The silence in the print shop was absolute. Clara stared at her son, her hand flying to her mouth. Mr. Gable looked utterly flabbergasted, as if a puppy had just recited Shakespeare.
"Upon my soul," the printer breathed. "Where did you learn that, boy?"
"The words… they come to me," Lysander said, using his standard, unassailable excuse. He looked at the pamphlets with a longing he did not have to fake. "I should very much like to understand the symbols."

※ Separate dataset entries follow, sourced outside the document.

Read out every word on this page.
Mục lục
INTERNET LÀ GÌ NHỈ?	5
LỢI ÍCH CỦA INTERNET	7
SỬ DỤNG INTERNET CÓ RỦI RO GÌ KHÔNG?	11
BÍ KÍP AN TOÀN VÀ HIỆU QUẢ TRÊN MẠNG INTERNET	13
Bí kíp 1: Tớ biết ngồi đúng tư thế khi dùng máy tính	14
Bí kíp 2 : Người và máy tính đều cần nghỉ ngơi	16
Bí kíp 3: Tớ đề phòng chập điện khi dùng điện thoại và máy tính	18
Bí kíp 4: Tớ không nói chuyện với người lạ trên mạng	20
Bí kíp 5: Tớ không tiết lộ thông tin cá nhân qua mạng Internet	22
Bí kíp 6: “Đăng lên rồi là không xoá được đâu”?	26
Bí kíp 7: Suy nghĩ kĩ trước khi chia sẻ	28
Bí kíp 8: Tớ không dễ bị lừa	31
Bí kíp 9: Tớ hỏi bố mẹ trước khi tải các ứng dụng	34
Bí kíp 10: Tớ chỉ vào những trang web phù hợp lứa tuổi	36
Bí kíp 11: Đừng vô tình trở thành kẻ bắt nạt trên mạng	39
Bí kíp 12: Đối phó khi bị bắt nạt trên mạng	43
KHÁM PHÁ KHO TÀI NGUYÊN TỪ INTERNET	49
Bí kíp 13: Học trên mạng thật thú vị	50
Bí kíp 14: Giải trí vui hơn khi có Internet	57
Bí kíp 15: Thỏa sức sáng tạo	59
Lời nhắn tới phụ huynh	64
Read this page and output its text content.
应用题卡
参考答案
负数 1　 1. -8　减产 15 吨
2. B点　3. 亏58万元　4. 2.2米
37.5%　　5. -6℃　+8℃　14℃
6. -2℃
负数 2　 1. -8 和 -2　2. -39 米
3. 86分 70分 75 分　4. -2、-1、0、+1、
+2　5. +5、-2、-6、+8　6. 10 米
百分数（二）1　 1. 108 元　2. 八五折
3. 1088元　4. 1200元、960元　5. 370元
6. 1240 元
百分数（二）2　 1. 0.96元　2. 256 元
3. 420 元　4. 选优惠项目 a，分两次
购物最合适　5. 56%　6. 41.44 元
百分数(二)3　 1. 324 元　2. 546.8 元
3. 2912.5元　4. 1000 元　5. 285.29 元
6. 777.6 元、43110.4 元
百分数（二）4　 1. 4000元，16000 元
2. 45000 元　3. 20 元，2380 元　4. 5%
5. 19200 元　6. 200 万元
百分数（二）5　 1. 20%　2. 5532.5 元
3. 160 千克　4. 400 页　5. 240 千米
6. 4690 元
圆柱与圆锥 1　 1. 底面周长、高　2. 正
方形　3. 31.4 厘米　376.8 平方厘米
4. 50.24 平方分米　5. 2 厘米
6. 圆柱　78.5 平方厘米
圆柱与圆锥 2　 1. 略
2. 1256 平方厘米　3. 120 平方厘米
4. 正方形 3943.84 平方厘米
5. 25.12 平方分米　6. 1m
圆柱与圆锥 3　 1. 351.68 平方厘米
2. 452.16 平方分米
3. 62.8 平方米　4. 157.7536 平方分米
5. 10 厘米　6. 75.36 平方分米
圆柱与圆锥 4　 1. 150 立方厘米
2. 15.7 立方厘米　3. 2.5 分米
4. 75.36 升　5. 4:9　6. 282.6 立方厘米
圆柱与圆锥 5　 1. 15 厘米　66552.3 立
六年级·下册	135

He left the shop with his stunned mother, the bell jingling behind them. The performance was complete. He had publicly, and verifiably, declared his esoteric interest to a man who had direct business with Alistair Finch. It was a message in a bottle, tossed directly into the current that led to Finch's door. He had presented himself not as a threat, nor as a mere child, but as a potential acolyte, a rare, intellectual curiosity that a reclusive, egotistical alchemist would find impossible to ignore.
The risk was immense. He had drawn a line in the sand of his carefully constructed life, pointing it directly at the most dangerous man he knew. But as he walked home, the scent of printer's ink still clinging to his clothes, he felt a grim satisfaction. The hunter had just laid a trap, using his own reputation as bait. The next move was Finch's. All Lysander could do was wait, and hope that the alchemist's hunger for a singular phenomenon would outweigh his instinct for secrecy.